Thursday, 20 February 2025

Stranger things: "Picnic at Hanging Rock" at 50


1975's 
Picnic at Hanging Rock reaches fifty, and its mysteries endure. Maybe even intensify: this reissue is the first time the film has played in UK cinemas with a 12A rather than PG certificate, a consequence of some racial language that wasn't picked up on first release, and possibly the fact we're getting the shorter Director's Cut, only enhancing the prevailing air of spookiness. (Whole scenes and sequences have vanished into the ether.) This was Peter Weir, at the outset of that Australian New Wave that gave us the films of Bruce Beresford and George Miller and Gillian Armstrong and Jane Campion, attempting to upend the costume drama and all its attendant certainties and complacencies in filming Joan Lindsay's non-fictional novel of 1967 about a trio of schoolgirls who go missing on Valentine's Day 1900 during an excursion to the striking outcrop of the title. We've all been thinking a lot about David Lynch these past few weeks, and you can't help but wonder whether he saw this widely circulated film at a formative moment in his directorial career. Picnic opens by paraphrasing Poe ("all that we see is but a dream within a dream"), and that dreaminess is exactly how Weir films this book: in gauzy, half-remembered images - a human caterpillar of sylphs lacing up one another's corsets, bodies hanging out of holes in caves - set to the kind of Gheorghe Zamfir panpipes that were just beginning to pierce Western consciousness. The raw material is Victorian formality and decorum. "As the day is warm," headmistress Rachel Roberts informs the girls before departure, "you will be permitted to remove your gloves once we have passed through Woodend". But we're invited to watch as that rationale is exposed by sunlight as impotent, meaningless and ridiculous, yet more silly rules our ancestors made for themselves.
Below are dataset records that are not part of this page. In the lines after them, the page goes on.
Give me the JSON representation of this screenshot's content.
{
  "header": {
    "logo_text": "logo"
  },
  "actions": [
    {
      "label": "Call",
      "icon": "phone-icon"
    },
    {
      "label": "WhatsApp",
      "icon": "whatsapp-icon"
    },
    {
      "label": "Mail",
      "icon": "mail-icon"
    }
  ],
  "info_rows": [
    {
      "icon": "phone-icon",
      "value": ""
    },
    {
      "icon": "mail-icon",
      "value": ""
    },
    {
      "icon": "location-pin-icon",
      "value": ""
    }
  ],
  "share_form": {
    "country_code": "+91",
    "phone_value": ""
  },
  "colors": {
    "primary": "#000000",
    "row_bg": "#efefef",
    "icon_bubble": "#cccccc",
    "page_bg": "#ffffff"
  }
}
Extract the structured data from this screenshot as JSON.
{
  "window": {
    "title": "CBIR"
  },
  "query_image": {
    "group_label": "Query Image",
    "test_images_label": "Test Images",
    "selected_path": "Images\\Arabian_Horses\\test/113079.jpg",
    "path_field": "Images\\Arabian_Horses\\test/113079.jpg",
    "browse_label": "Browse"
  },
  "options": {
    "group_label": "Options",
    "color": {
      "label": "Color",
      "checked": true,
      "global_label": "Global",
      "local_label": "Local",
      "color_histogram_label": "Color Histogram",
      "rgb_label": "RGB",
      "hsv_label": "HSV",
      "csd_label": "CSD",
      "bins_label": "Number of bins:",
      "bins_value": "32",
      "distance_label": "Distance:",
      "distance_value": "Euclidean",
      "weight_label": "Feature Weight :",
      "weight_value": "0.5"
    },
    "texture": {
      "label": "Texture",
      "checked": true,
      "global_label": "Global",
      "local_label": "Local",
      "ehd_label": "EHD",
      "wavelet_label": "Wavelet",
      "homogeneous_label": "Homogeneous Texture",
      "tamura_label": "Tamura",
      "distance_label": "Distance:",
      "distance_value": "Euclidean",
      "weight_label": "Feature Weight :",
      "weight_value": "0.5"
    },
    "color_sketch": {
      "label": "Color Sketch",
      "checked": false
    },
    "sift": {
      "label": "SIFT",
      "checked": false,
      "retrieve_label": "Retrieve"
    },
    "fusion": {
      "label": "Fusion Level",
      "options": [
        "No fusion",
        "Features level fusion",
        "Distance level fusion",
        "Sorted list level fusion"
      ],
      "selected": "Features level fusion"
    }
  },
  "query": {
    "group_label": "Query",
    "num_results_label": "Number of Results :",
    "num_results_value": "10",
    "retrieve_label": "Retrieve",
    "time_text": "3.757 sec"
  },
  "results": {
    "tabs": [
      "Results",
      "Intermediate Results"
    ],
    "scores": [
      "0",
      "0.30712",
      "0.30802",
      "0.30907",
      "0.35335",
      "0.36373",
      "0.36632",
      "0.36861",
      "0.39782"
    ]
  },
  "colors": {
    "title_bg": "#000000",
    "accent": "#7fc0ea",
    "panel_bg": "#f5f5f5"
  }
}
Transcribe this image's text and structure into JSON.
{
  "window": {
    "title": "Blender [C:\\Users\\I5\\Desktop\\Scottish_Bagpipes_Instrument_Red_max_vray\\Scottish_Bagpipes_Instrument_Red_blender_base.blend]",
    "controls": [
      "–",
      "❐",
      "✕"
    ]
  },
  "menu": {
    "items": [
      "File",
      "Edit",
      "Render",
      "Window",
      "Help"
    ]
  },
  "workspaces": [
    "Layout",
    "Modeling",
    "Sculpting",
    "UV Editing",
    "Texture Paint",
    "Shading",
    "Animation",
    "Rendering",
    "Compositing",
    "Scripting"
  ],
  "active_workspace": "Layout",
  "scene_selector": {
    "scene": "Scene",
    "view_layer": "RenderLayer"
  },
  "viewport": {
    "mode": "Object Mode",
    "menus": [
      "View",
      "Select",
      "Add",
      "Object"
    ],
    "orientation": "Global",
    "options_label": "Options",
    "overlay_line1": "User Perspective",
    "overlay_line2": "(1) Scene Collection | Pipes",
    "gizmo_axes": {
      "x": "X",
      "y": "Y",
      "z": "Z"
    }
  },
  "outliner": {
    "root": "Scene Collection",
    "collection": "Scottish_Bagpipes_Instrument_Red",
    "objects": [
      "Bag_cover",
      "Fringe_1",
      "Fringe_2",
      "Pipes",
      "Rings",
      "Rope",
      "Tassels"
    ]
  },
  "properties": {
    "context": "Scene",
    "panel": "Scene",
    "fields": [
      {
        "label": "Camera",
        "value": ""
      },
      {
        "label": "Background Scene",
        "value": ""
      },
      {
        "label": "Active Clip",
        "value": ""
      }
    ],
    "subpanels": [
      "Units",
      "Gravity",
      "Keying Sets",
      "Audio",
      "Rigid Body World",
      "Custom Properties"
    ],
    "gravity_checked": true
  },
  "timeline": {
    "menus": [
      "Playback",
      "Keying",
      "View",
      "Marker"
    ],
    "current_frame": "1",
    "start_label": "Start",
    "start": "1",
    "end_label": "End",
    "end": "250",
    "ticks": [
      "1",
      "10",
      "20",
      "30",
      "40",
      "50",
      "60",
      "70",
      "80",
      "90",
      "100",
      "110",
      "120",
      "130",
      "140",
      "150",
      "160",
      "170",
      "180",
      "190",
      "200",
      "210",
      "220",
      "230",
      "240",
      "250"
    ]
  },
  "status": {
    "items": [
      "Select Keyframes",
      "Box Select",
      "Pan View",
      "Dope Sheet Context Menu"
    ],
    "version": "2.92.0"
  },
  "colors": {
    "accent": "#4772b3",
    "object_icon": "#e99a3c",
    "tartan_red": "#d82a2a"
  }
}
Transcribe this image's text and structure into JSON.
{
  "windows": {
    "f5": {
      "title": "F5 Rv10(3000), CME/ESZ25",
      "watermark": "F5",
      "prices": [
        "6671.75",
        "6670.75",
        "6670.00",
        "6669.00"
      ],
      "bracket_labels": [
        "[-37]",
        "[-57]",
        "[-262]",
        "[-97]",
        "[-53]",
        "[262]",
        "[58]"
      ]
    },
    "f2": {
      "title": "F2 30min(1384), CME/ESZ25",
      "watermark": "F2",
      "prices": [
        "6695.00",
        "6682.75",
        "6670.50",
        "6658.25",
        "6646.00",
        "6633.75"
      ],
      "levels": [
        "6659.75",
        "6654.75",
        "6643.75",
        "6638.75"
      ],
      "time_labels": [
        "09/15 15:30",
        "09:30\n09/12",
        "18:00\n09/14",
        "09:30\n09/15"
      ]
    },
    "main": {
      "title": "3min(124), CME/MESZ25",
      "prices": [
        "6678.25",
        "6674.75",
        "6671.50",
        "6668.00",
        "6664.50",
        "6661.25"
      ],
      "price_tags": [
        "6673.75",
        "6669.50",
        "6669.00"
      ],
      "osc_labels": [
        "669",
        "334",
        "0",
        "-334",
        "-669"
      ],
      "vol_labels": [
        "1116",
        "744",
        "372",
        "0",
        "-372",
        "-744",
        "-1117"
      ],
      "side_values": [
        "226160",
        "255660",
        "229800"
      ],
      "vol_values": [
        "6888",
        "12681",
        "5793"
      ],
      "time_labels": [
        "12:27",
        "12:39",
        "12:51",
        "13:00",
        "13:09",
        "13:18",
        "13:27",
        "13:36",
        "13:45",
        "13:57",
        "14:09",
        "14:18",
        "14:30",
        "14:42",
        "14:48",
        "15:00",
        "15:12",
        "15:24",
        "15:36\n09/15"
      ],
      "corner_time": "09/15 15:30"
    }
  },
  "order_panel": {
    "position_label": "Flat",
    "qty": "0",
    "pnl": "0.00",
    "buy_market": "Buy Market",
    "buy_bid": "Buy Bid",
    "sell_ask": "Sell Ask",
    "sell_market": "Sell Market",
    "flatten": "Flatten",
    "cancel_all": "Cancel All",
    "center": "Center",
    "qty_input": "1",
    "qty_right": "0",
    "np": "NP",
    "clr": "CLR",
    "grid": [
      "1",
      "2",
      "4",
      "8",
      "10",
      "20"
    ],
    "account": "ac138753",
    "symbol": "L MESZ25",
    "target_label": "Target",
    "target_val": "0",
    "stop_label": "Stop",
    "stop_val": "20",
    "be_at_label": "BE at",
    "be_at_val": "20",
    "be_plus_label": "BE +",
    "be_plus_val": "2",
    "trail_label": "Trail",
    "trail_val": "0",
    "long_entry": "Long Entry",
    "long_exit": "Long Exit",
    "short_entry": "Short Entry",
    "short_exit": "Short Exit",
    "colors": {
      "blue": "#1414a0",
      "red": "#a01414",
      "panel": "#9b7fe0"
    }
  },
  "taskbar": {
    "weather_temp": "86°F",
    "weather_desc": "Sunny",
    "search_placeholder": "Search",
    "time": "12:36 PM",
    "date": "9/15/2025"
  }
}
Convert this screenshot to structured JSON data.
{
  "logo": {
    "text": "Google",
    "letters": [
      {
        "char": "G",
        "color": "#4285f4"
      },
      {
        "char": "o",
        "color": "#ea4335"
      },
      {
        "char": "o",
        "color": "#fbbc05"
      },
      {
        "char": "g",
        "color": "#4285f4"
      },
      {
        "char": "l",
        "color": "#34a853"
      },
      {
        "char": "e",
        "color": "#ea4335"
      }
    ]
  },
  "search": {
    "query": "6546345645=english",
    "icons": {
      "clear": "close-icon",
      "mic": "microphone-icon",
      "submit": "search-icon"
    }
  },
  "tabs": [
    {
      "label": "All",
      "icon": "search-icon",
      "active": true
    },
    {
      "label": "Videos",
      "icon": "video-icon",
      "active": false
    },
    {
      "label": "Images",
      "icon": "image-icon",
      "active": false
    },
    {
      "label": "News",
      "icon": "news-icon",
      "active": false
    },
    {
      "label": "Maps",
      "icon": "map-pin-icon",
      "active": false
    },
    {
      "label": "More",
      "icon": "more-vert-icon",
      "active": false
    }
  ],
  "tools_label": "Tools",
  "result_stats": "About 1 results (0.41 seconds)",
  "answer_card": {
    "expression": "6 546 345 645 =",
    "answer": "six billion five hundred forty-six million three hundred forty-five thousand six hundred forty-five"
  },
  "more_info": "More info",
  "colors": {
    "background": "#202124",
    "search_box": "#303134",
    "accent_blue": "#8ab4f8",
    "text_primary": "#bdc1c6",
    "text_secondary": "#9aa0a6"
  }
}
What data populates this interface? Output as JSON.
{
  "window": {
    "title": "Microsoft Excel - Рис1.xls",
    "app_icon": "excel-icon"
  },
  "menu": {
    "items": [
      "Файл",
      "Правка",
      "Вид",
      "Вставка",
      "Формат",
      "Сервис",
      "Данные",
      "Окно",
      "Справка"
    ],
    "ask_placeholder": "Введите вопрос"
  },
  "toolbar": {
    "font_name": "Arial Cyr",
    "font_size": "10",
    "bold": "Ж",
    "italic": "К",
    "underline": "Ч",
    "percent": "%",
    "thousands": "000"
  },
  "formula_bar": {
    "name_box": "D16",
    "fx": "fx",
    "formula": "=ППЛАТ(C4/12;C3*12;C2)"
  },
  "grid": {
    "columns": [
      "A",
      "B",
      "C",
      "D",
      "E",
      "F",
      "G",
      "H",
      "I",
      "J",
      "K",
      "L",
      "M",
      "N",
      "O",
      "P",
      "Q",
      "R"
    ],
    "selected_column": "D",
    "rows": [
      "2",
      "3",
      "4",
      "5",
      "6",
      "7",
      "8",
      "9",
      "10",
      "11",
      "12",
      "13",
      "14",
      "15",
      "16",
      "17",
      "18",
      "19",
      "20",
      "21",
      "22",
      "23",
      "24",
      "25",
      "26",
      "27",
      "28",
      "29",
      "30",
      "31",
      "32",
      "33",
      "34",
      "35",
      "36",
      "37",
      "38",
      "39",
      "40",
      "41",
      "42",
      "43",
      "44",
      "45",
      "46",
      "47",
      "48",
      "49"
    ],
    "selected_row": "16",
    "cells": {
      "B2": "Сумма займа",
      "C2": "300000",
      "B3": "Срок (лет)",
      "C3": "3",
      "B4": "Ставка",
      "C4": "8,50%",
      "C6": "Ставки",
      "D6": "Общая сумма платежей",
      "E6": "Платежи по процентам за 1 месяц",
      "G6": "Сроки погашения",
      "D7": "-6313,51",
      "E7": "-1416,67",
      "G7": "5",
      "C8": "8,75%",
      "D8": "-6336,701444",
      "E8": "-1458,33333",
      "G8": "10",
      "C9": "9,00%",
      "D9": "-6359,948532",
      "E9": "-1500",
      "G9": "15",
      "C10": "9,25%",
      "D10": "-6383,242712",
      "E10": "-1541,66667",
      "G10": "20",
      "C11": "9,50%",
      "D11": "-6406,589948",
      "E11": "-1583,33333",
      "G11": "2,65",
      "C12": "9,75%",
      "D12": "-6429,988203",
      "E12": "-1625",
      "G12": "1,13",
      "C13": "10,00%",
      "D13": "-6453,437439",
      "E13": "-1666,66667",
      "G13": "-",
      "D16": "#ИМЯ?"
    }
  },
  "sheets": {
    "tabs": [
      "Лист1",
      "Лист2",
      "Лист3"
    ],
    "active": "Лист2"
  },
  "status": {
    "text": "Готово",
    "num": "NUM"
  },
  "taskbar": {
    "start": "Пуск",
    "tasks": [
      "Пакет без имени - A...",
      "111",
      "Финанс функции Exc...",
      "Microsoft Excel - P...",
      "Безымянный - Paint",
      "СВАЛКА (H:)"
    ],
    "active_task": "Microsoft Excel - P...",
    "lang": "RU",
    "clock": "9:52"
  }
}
As in Lynch's work, we're not meant to solve the mystery so much as contemplate it, though inevitably everyone will have their theories. (5/1 some sort of St. Valentine's Day massacre; 11/2 the girls, overwhelmed by adolescent passion, liberated themselves like aliens returning to their home planet. Stranger things have happened.) The film is most effective as an exercise in languorous atmosphere - immersive cinema before anyone thought to arrive at that specific formulation. Weir and cinematographer Russell Boyd allow us to both see and feel the heat and hear every last bug chirruping in the eerie silence after the girls go AWOL, while endowing us with a heightened, quasi-architectural sense of the sternly indifferent, often plain forbidding rock everybody runs into like a black brick wall, an organic variation on Kubrick's 2001 monolith. Yet Weir identifies a secondary site of interest: the people in this story, and the mysteries they too contain. Young men look at young women, not knowing what to make of them; the schoolgirls look at one another, attempting to figure themselves out; the adults entrusted with their care wrestle with grief, obsession, regret and suspicion they can't fully process. There may be nothing more mysterious here than the sight of life going on as quote-unquote normal: the survivors getting older and ghostlier, chained to this past, while the missing girls apparently remain the same age they always were. There is something unnatural going on of which we're never made aware, and which likewise lies beyond the characters' grasp. What year is this? Weir would go on to work with more assured performers - a slight liability: the young and inexperienced cast - but it actually benefits Picnic that nothing is fully nailed down or tied up: it's seemed like a completely different film every time I've seen it, as my own experiences align with a different generation of characters. A half-century on, it presents less like history than a premonition of what was to come, both from the Australian screen industries (among the chaperones: Vivean Gray, later Neighbours' Mrs. Mangel, already as weathered as Hanging Rock itself) and from Weir, pushing onwards into the metaphysical, before the movies grew uninterested in such matters.

Picnic at Hanging Rock returns to selected cinemas tomorrow.